In Florida, many government e-mails are public records and state law generally requires them to be kept on e-mail servers or on disk for at least three years — long after they have disappeared from someone’s inbox.
But sometimes, a damaged computer hard drive or missing computer can destroy e-mail records, which became an issue in the Hollywood lobbying probe. And state public-records law does contain a list of exceptions.
Web-archiving systems allow users to see snapshots of old Web pages long taken offline.

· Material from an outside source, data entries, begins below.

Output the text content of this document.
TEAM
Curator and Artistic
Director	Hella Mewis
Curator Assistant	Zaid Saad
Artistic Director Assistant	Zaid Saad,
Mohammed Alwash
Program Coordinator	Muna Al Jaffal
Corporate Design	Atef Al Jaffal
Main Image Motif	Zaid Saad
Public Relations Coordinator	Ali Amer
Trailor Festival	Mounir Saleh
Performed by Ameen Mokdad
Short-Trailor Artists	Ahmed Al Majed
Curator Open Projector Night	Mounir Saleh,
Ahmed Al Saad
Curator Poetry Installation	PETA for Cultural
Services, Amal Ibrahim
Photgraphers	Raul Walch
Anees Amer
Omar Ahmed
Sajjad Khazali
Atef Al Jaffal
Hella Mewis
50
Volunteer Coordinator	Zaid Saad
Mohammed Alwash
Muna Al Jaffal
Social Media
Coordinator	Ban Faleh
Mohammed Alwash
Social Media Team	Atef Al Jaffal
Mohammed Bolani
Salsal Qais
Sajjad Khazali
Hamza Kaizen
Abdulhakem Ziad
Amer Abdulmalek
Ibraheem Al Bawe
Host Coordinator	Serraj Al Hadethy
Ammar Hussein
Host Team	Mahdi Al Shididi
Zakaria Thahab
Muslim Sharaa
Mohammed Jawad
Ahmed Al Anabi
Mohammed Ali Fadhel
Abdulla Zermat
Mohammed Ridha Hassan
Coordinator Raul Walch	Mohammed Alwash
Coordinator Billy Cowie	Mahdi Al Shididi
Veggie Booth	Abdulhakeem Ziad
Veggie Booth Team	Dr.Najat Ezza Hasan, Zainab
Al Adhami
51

And with Wikiscanner, a searchable database of Wikipedia edits unveiled earlier this year, Internet users can learn that someone used a city computer in Pembroke Pines to make more than 20 edits to articles on Slavic dialects, Russian history and one Ukrainian soccer club; and that people using one city of Miami Beach computer made edits to seven articles, including one about the 1990s video game Zombies Ate My Neighbors.
On a more serious note, someone at a computer registered to the Florida Legislature deleted a reference to a DUI charge against state Sen. Lee Constantine, R-Altamonte Springs.
"If you’re an official, I think you have to understand that every time you’re writing on a website . . . it’s essentially the same thing as saying it to the press," said Ryan Singel, a staff reporter at Wired News, the online arm of the technology magazine Wired.
CAUTIOUS MAYOR
Davie Mayor Tom Truex, one of the first South Florida politicians to join the online blogjam, said he tries to avoid posting anything he wouldn’t say in person.
"If you really want to say something," he said, "you’re better off picking up the phone and calling someone."
But some politicians, like Cooper City Commissioner John Sims, argue Web policies and Internet horror stories alone aren’t going to change what they say on their personal sites. And as long as they don’t use city resources for their blogs or electronic newsletters, the city generally can’t stop them, either.
"Let’s face it, we all have our viewpoints," said Sims, whose blog often criticizes city policies and officials. "I think I have a right to state my views, especially in relation to the city and how it conducts its business."